Charlie grunted. He searched the pocket of his flannel shirt for a cigarette and scowled when he found an empty pack. Through the clamped teeth of an agitated addict, he said, “Started smoking when I was twelve, if you can believe that. What a world, huh?” His voice was low, slightly emphysemic. “Anyway, I wanted to tell you that I'm shipping out after Christmas. I need to get back to work. In this day and age, when half the people in this town are out of a job, an able-bodied man can't simply walk away from a steady gig with a good salary and excellent benefits.”

“You're absolutely correct.”

“How am I supposed to earn a living in a place like this? Wash dishes, tend bar, wait tables at Belleforest?”

“That would be crazy.”

“I think it'll help me get my head straight, too, returning to the ship. Oh, I know it's not what you'd call an ideal situation, but hell, you have to consider the predicament I'm in. It's been nearly four months since I've worked, and I'm running low on cash. Confidentially, just between the two of us, I'm flat broke. So you see, I have no choice in the matter, do I?”

Kingsley nodded vigorously. “I think you're making the right decision.”

“The girls may not understand any of this now, but one day they will. I think.”

“Of course they will.”

“I'm certainly glad you see things my way, Professor. Because I don't want to send the girls away to live with my sister. I'd rather have them stay here in school with their friends. Things have been hard enough, you know, and a move in the middle of the school year would be another trauma. I haven't been much good to them, I admit that. For a while I was on one helluva bender. But I'm better now. Much better.” He shrugged. “Well, what family doesn't have its little problems?”

Kingsley dug his fingernails into his palms. He thought he heard a faint scratching, and then he remembered the bats in the walls. To keep from visibly shaking, he lowered his head and focused on the brittle leaves swirling near the base of an oak.
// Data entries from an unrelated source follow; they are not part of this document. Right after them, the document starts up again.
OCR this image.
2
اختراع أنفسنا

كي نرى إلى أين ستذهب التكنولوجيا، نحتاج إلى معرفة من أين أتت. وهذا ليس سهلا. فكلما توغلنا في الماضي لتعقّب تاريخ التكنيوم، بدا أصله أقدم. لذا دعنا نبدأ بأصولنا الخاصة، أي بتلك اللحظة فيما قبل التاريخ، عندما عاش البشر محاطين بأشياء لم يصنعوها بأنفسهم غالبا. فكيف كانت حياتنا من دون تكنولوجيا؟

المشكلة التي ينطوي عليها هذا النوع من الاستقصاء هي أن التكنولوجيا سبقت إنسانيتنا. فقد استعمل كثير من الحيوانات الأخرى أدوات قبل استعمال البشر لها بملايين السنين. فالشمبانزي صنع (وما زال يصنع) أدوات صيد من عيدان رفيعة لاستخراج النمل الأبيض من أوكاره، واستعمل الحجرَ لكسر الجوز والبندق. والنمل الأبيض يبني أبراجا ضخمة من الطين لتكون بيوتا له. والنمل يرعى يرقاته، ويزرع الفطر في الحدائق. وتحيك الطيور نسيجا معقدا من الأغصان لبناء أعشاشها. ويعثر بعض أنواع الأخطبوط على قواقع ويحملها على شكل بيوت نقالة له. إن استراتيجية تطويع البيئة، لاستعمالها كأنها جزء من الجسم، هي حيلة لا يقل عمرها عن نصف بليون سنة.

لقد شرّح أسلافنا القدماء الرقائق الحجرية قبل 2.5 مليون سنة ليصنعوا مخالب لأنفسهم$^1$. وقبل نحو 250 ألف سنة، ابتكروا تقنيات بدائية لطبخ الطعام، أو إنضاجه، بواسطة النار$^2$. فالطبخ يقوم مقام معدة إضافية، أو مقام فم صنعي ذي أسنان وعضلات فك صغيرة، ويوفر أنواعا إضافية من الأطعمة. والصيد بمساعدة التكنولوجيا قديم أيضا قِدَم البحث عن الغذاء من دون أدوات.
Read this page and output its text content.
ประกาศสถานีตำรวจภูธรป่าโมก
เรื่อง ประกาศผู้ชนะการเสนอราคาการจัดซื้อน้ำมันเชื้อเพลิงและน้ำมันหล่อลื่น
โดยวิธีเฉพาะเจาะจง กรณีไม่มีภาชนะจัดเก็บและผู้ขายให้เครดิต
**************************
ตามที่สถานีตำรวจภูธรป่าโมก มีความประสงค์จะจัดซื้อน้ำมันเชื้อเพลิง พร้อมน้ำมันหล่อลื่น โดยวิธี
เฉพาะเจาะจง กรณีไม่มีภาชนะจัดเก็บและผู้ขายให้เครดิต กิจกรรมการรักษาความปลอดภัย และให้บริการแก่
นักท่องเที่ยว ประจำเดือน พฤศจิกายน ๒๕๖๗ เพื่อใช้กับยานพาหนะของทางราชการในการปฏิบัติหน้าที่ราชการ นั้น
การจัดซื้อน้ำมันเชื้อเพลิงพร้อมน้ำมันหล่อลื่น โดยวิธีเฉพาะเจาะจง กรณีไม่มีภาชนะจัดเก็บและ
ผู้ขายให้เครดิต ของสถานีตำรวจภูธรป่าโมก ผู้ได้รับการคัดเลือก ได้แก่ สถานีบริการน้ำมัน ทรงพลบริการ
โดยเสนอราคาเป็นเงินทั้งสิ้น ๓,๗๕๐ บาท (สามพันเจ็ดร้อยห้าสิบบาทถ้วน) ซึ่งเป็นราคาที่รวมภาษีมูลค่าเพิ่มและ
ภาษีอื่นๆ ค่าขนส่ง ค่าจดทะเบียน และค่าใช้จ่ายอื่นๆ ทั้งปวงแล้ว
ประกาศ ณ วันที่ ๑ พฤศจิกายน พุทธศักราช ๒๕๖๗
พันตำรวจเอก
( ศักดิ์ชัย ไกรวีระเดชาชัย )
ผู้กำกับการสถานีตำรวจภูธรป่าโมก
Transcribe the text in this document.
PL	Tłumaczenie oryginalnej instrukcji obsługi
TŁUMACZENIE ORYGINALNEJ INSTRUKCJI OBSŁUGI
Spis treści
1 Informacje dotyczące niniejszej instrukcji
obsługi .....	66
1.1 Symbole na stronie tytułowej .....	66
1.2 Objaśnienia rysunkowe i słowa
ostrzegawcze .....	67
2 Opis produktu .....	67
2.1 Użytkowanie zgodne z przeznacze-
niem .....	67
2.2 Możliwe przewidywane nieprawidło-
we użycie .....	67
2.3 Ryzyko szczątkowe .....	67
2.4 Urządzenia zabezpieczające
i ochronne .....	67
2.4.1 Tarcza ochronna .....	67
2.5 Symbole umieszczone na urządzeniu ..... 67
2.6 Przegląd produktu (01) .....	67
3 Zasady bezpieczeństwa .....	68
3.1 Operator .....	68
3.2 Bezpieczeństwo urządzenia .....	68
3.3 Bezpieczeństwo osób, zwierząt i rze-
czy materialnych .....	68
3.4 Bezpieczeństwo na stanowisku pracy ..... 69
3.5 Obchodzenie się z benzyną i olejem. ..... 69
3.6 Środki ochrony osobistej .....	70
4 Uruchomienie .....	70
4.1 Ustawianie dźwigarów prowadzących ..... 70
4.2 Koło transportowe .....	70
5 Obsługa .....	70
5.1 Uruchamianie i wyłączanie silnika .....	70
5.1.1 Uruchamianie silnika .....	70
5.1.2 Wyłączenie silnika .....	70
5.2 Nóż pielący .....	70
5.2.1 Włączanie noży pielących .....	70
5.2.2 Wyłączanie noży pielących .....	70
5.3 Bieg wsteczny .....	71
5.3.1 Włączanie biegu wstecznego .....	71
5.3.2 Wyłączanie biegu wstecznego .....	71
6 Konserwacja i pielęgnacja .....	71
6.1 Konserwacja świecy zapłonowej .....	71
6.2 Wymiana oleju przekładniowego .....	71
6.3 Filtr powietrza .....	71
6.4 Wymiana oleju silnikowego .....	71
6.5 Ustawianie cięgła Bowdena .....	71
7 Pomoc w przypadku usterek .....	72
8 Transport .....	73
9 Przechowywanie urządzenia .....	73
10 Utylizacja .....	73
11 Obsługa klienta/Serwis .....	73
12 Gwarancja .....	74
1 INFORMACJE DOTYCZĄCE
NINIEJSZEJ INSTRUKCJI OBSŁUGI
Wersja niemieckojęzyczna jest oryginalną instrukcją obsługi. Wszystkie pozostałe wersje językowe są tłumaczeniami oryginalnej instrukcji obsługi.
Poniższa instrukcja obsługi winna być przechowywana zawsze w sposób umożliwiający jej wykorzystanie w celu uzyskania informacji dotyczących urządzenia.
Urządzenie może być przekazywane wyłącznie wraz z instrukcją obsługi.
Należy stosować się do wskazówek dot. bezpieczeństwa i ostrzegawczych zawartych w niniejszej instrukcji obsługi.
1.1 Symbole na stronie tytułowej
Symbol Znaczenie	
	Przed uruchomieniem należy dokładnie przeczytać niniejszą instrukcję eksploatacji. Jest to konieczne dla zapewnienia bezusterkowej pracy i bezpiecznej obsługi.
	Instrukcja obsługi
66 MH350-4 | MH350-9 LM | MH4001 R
Charlie leaned toward him and now spoke with unsettling calm and clarity. “I don't know how to ask you this so I'll just come right out with it. Would you and Marianne be willing to take the girls in? You're such good people and the girls love you. They especially love Christopher. Like a brother. I'm not asking you to support my children financially, understand? Money isn't the issue here. I'll transfer cash into your account every month.”

Kingsley squirmed. Gastronomic juices swirled and gurgled in his empty stomach. “Well, uh, you see, the thing is my wife is throwing this big party…”

“Would you at least think about it for a day or two? Talk it over with her? The girls know they're safe here. It's like a second home to them.” Charlie seemed to ponder his dereliction and cocked his head as if trying to decipher some kind of message, however oblique, in the winter wind. He stood up slowly, sweeping snowflakes from his knees. “Oh, yeah, I almost forgot.” He reached a hand inside his coat, but instead of the
.38
he produced a worn paperback. “I think this belongs to you.”

Martin didn't look at the cover. He knew perfectly well which book it was.

Charlie stomped through snowdrifts shining like the white marble of eroded headstones, but before going inside his house he looked back and said, “No man really knows his wife, Kingsley. Women keep secrets. Even from the people they love most.”

—

A mass of swirling Arctic air had descended on the town, and a thin layer of snow sparkled red and green from the lights draped across the houses on the street. Above the swaying treetops, the gray hammer of cold air pounded the clouds into dust, the twilight into fine purple particles that drifted in the unrelenting wind. For almost thirty minutes Kingsley sat alone and stared at Charlie's trail of footprints, but the longer he sat there the more convinced he became that he saw another set of prints beside them. He marveled at the high arches and tiny toes that led to the edge of the pool. Though he wasn't a religious man and could never bring himself to believe in an afterlife, he thought he sensed Emily's presence and suspected she'd been standing there all along, listening to her husband speak, even making him say the words, her hands planted on her hips, her eyes blazing with hellfire, but if Emily had been watching them and monitoring their conversation, she had already vanished under the tarp and deep into the obdurate heart of the water.